One of Ben Jonson's characters expresses the same idea in much the same words:

"I had no medicine, sir, to walk invisible.
No fern-seed in my pocket."

In Butler's "Hudibras" reference is made to the anxieties we needlessly create for ourselves:

"That spring like fern, that infant weed,
Equivocally without seed,
And have no possible foundation
But merely in th' imagination."

In view of the fact that many ferns bear their spores or "fern-seed" somewhat conspicuously on the lower surfaces of their fronds,
Fig. 8
it seems probable that the "fern" of early writers was our common Brake, the fructification of which is more than usually obscure, its sporangia or "fern-seed" being concealed till full maturity by the reflexed margin of its frond. This plant is, perhaps, the most abundant and conspicuous of English ferns. Miss Pratt believes it to be the "fearn" of the Anglo-Saxons, and says that to its profusion in their neighborhood many towns and hamlets, such as Fearnborough or Farnborough, Farningham, Farnhow, and others owe their titles. The plant is a noticeable and common one also on the Continent.

In 1848 the development of the fern was first satisfactorily explained. It was then shown that these plants pass through what has been called, not altogether happily the modern botanist thinks, an "alternation of generations." One "generation," the "sexual," consists of a tiny, green, plate-like object, termed the prothallium (Fig. 8). This is connected with the soil by hair-like roots. On its lower surface are borne usually both the reproductive organs of the fern, the antheridia, corresponding to the stamens or fertilizing organs of the flower, and the archegonia, performing the office of the flower's pistils, inasmuch as their germ-cells receive the fertilizing substance produced by the antheridia. But no seeds are formed as the result of this fertilization. Instead of this seed-formation which we note in the flowering plant, the germ-cell in the fern develops into a fern-plant, which forms the "asexual" generation.

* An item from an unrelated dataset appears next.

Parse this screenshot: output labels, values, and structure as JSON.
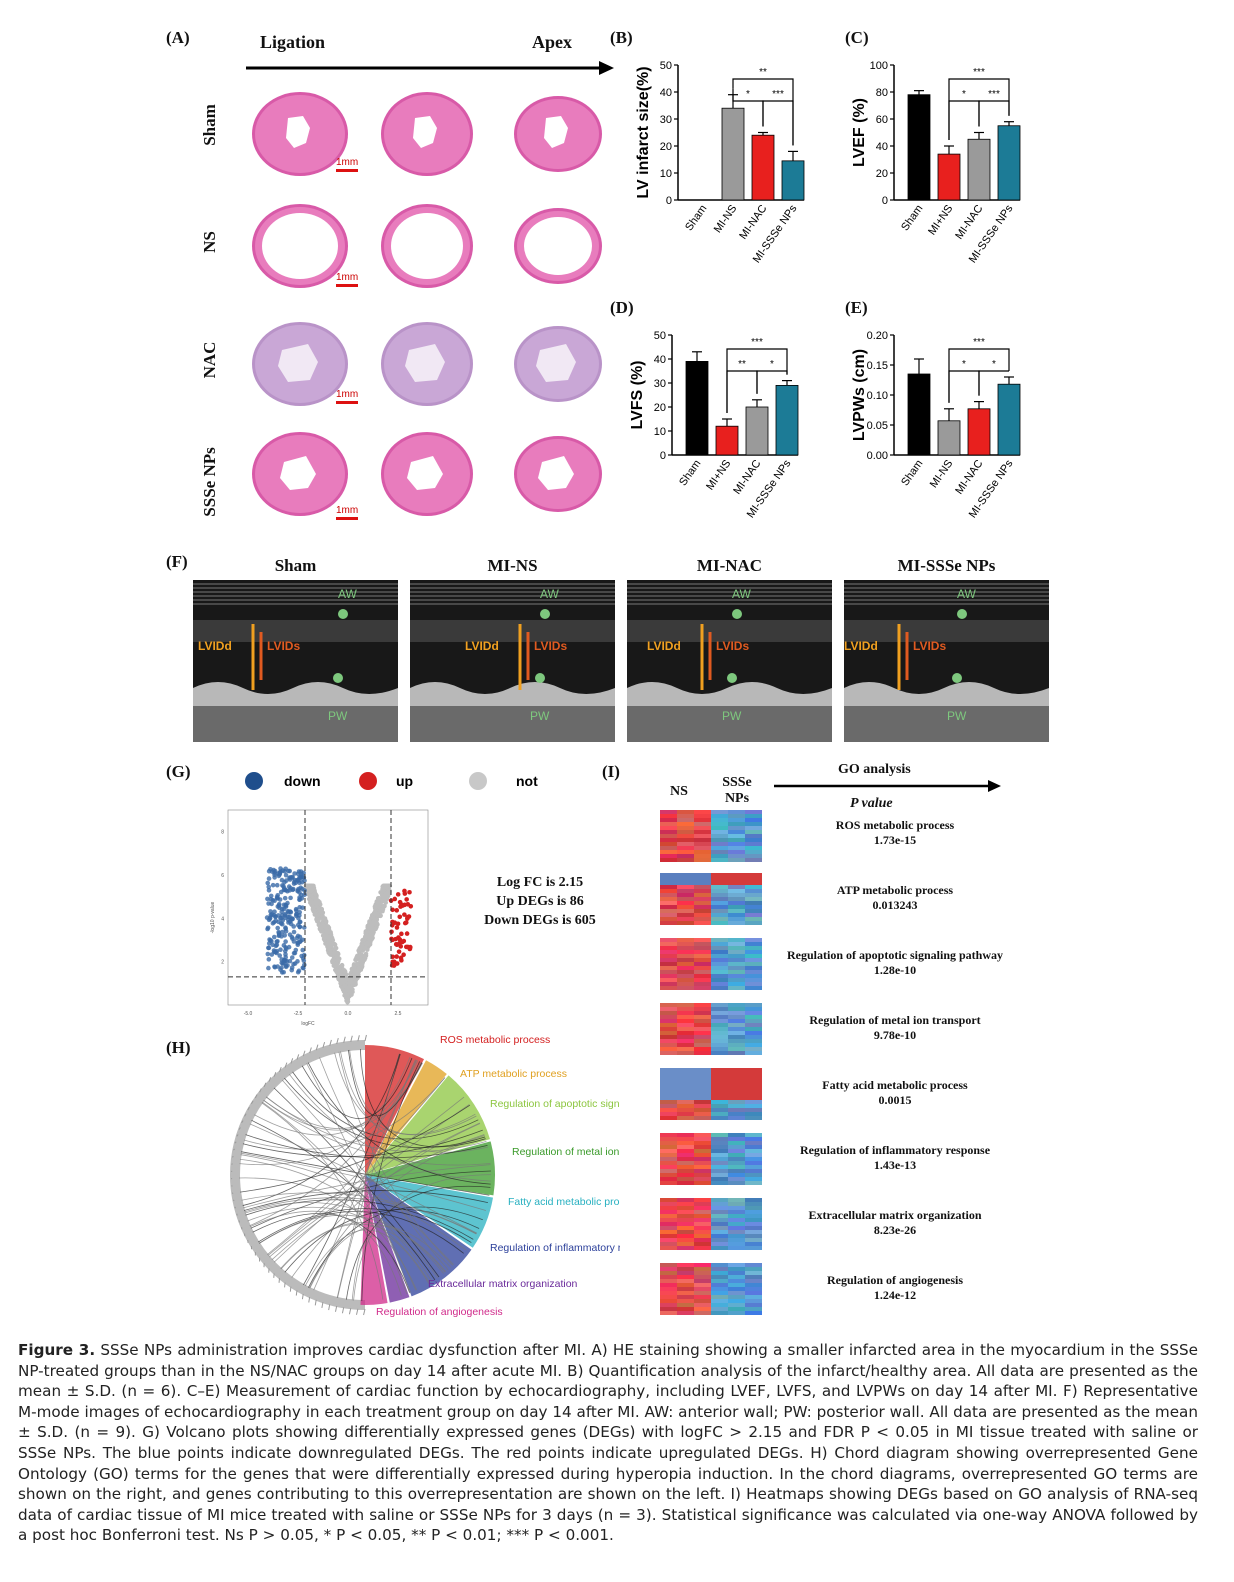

The first fronds of this little plant are very small and simple, quite unlike the later ones. For a time the plant is nourished by the prothallium, but as soon as it is sufficiently developed and vigorous enough to shift for itself, the prothallium dies away, and the fern maintains an independent existence.


Fig. 9Fig. 10Fig. 11
First fronds of Maidenhair

Eventually it produces fronds which bear on their lower surfaces the sporangia containing the minute spores from which spring the prothallia.

For our present purpose it is enough to say that spores differ from seeds in that they are not the immediate result of the interaction of reproductive organs. They resemble seeds in that they are expelled from the parent-plant on attaining maturity, and germinate on contact with the moist earth.

Thus it is seen that the life-cycle of a fern consists of two stages:

First, the prothallium, bearing the reproductive organs; second, the fern-plant proper, developing the spores which produce the prothallium.

Along the moist, shaded banks of the wood road, or on decaying stumps, keen eyes will discern frequently the tiny green prothallia, although they are somewhat difficult to find except in the green-house where one can see them in abundance either in the boxes used for growing the young plants, or on the moist surfaces of flower-pots, where the spores have fallen accidentally and have germinated.

As the fertilization of the germ-cell in the archegonium cannot take place except under water, perhaps the fact is accounted for that ferns are found chiefly in moist places. This water may be only a sufficient amount of rain or dew to permit the antherozoids or fertilizing cells of the antheridium to swim to the archegonium, which they enter for the purpose of fertilizing the germ-cell.

It is interesting to examine with a good magnifying glass the sporangia borne on the lower surface of a mature fertile frond. In many species each sporangium or spore-case is surrounded with an elastic ring, which at maturity contracts so suddenly as to rupture the spore-case, and cause the expulsion of the numberless spores (Fig. 7).